March 25, 2021
All About Eve: What Virtual Forever Wars Can Teach us About the Future of Combat
It’s 2 p.m. on a Sunday, several months into a war that I’ve been fighting in as a remotely piloted vehicle operator. While scrolling through my Twitter feed, I receive a notification that an enemy fleet has been detected moving toward the expeditionary base that our forces recently established on the edge of their territory. Tapping on the notification for details, I see that it calls for me to log in and join a designated defensive fleet. Using dense shorthand, it also tells me who my fleet commander will be, which communications circuit to join, and what kind of vessel I should undock. Within minutes, hundreds of pilots at terminals around the world, all responding to similar notifications, have logged in and are being briefed on our mission objectives.
One might think that this is a fanciful vision of the future of warfare conducted remotely by networked military forces. But in fact it’s happening right now, albeit virtually, in the world of massively multiplayer online role-playing games—specifically, in the universe of EVE Online. For some time now there has been interest from the defense sector in looking at video games as a source of innovation. Certainly, as anyone knows who has spent much time both playing modern computer games and using military hardware, the defense world could learn a lot from the gaming world. In some cases, it already has.
The defense world could learn a lot from the gaming world. In some cases, it already has.
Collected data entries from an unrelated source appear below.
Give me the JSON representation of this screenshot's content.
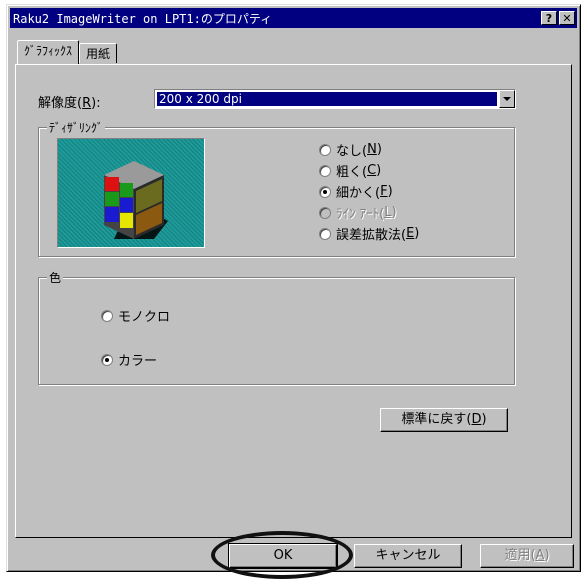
{
  "window": {
    "title": "Raku2 ImageWriter on LPT1:のプロパティ",
    "help_label": "?",
    "close_label": "✕"
  },
  "tabs": [
    {
      "label": "ｸﾞﾗﾌｨｯｸｽ",
      "active": true
    },
    {
      "label": "用紙",
      "active": false
    }
  ],
  "resolution": {
    "label_text": "解像度(",
    "label_key": "R",
    "label_end": "):",
    "value": "200 x 200 dpi"
  },
  "dithering": {
    "group_label": "ﾃﾞｨｻﾞﾘﾝｸﾞ",
    "options": [
      {
        "text": "なし(",
        "key": "N",
        "end": ")",
        "checked": false,
        "enabled": true
      },
      {
        "text": "粗く(",
        "key": "C",
        "end": ")",
        "checked": false,
        "enabled": true
      },
      {
        "text": "細かく(",
        "key": "F",
        "end": ")",
        "checked": true,
        "enabled": true
      },
      {
        "text": "ﾗｲﾝ ｱｰﾄ(",
        "key": "L",
        "end": ")",
        "checked": false,
        "enabled": false
      },
      {
        "text": "誤差拡散法(",
        "key": "E",
        "end": ")",
        "checked": false,
        "enabled": true
      }
    ]
  },
  "color": {
    "group_label": "色",
    "options": [
      {
        "text": "モノクロ",
        "checked": false
      },
      {
        "text": "カラー",
        "checked": true
      }
    ]
  },
  "restore_default": {
    "text": "標準に戻す(",
    "key": "D",
    "end": ")"
  },
  "buttons": {
    "ok": "OK",
    "cancel": "キャンセル",
    "apply_text": "適用(",
    "apply_key": "A",
    "apply_end": ")"
  },
  "colors": {
    "title_bar": "#000080",
    "face": "#c0c0c0",
    "preview_bg": "#1d9b9b"
  }
}
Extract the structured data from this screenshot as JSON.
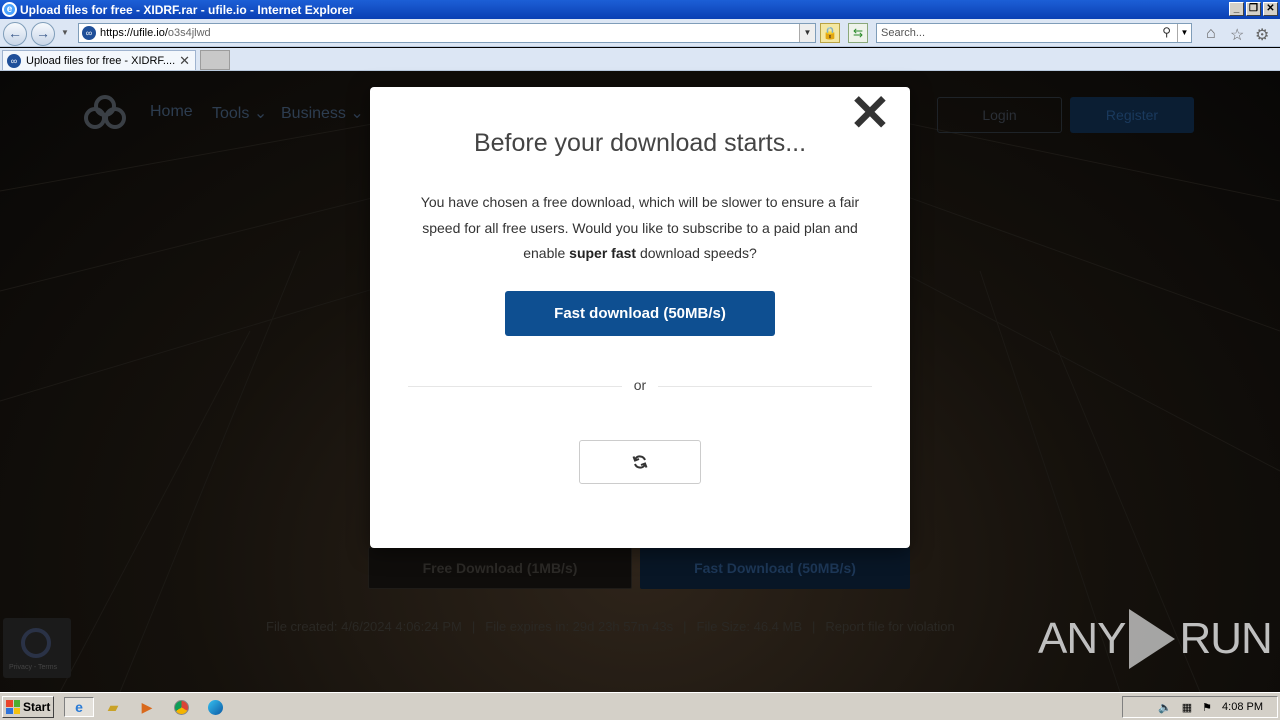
{
  "window": {
    "title": "Upload files for free - XIDRF.rar - ufile.io - Internet Explorer",
    "min_label": "_",
    "max_label": "❐",
    "close_label": "✕"
  },
  "browser": {
    "back_label": "←",
    "forward_label": "→",
    "url_host": "https://ufile.io/",
    "url_path": "o3s4jlwd",
    "search_placeholder": "Search...",
    "tab_title": "Upload files for free - XIDRF....",
    "tab_close_label": "✕"
  },
  "site": {
    "nav": [
      "Home",
      "Tools",
      "Business"
    ],
    "login_label": "Login",
    "register_label": "Register",
    "free_download_label": "Free Download (1MB/s)",
    "fast_download_label": "Fast Download (50MB/s)",
    "file_created": "File created: 4/6/2024 4:06:24 PM",
    "file_expires": "File expires in: 29d 23h 57m 43s",
    "file_size": "File Size: 46.4 MB",
    "report_label": "Report file for violation",
    "separator": "|",
    "recaptcha_text": "Privacy - Terms"
  },
  "modal": {
    "title": "Before your download starts...",
    "body_pre": "You have chosen a free download, which will be slower to ensure a fair speed for all free users. Would you like to subscribe to a paid plan and enable ",
    "body_bold": "super fast",
    "body_post": " download speeds?",
    "fast_button": "Fast download (50MB/s)",
    "or": "or",
    "close_label": "✕"
  },
  "watermark": {
    "left": "ANY",
    "right": "RUN"
  },
  "taskbar": {
    "start_label": "Start",
    "clock": "4:08 PM"
  },
  "colors": {
    "modal_button": "#0e4f91",
    "titlebar": "#1c5fd6"
  }
}
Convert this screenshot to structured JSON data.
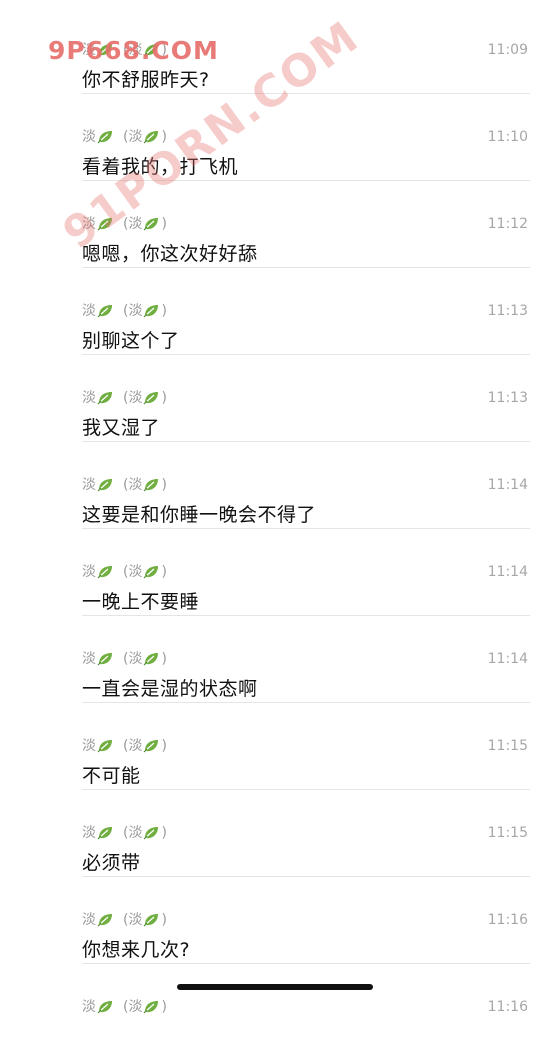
{
  "watermarks": {
    "main": "9P668.COM",
    "diagonal": "91PORN.COM"
  },
  "messages": [
    {
      "sender": "淡",
      "sender_paren": "(淡",
      "time": "11:09",
      "text": "你不舒服昨天?"
    },
    {
      "sender": "淡",
      "sender_paren": "(淡",
      "time": "11:10",
      "text": "看着我的，打飞机"
    },
    {
      "sender": "淡",
      "sender_paren": "(淡",
      "time": "11:12",
      "text": "嗯嗯，你这次好好舔"
    },
    {
      "sender": "淡",
      "sender_paren": "(淡",
      "time": "11:13",
      "text": "别聊这个了"
    },
    {
      "sender": "淡",
      "sender_paren": "(淡",
      "time": "11:13",
      "text": "我又湿了"
    },
    {
      "sender": "淡",
      "sender_paren": "(淡",
      "time": "11:14",
      "text": "这要是和你睡一晚会不得了"
    },
    {
      "sender": "淡",
      "sender_paren": "(淡",
      "time": "11:14",
      "text": "一晚上不要睡"
    },
    {
      "sender": "淡",
      "sender_paren": "(淡",
      "time": "11:14",
      "text": "一直会是湿的状态啊"
    },
    {
      "sender": "淡",
      "sender_paren": "(淡",
      "time": "11:15",
      "text": "不可能"
    },
    {
      "sender": "淡",
      "sender_paren": "(淡",
      "time": "11:15",
      "text": "必须带"
    },
    {
      "sender": "淡",
      "sender_paren": "(淡",
      "time": "11:16",
      "text": "你想来几次?"
    },
    {
      "sender": "淡",
      "sender_paren": "(淡",
      "time": "11:16",
      "text": ""
    }
  ],
  "icons": {
    "sender_emoji": "leaf-icon"
  },
  "colors": {
    "watermark": "#e7706c",
    "leaf": "#6fae3f",
    "time": "#a7a7a7",
    "divider": "#e5e5e5"
  }
}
But learning from multiplayer online gaming could go deeper than that. In particular, defense thinkers could visit EVE and other online games for new ideas about how to organize, fight, and think in a future likely to be deeply affected by trends such as the increasing prevalence of unmanned and autonomous systems, the growing centrality of information warfare, and threats to traditional command and control. Military organizations are struggling to come to grips with the mind-boggling complexity and speed of warfare between advanced armed forces. The lack of relevant combat experience — as a data point, the only currently commissioned warship in the U.S. Navy that has sunk another warship in combat is the USS Constitution, from the War of 1812 — makes this struggle harder. While multiplayer online games may not have to contend with some of the complexities and constraints of real-world operations, they could still contain troves of insights that have evolved organically through years of constant fighting and refinement — and in the absence of the impedimenta of legacy defense bureaucracies.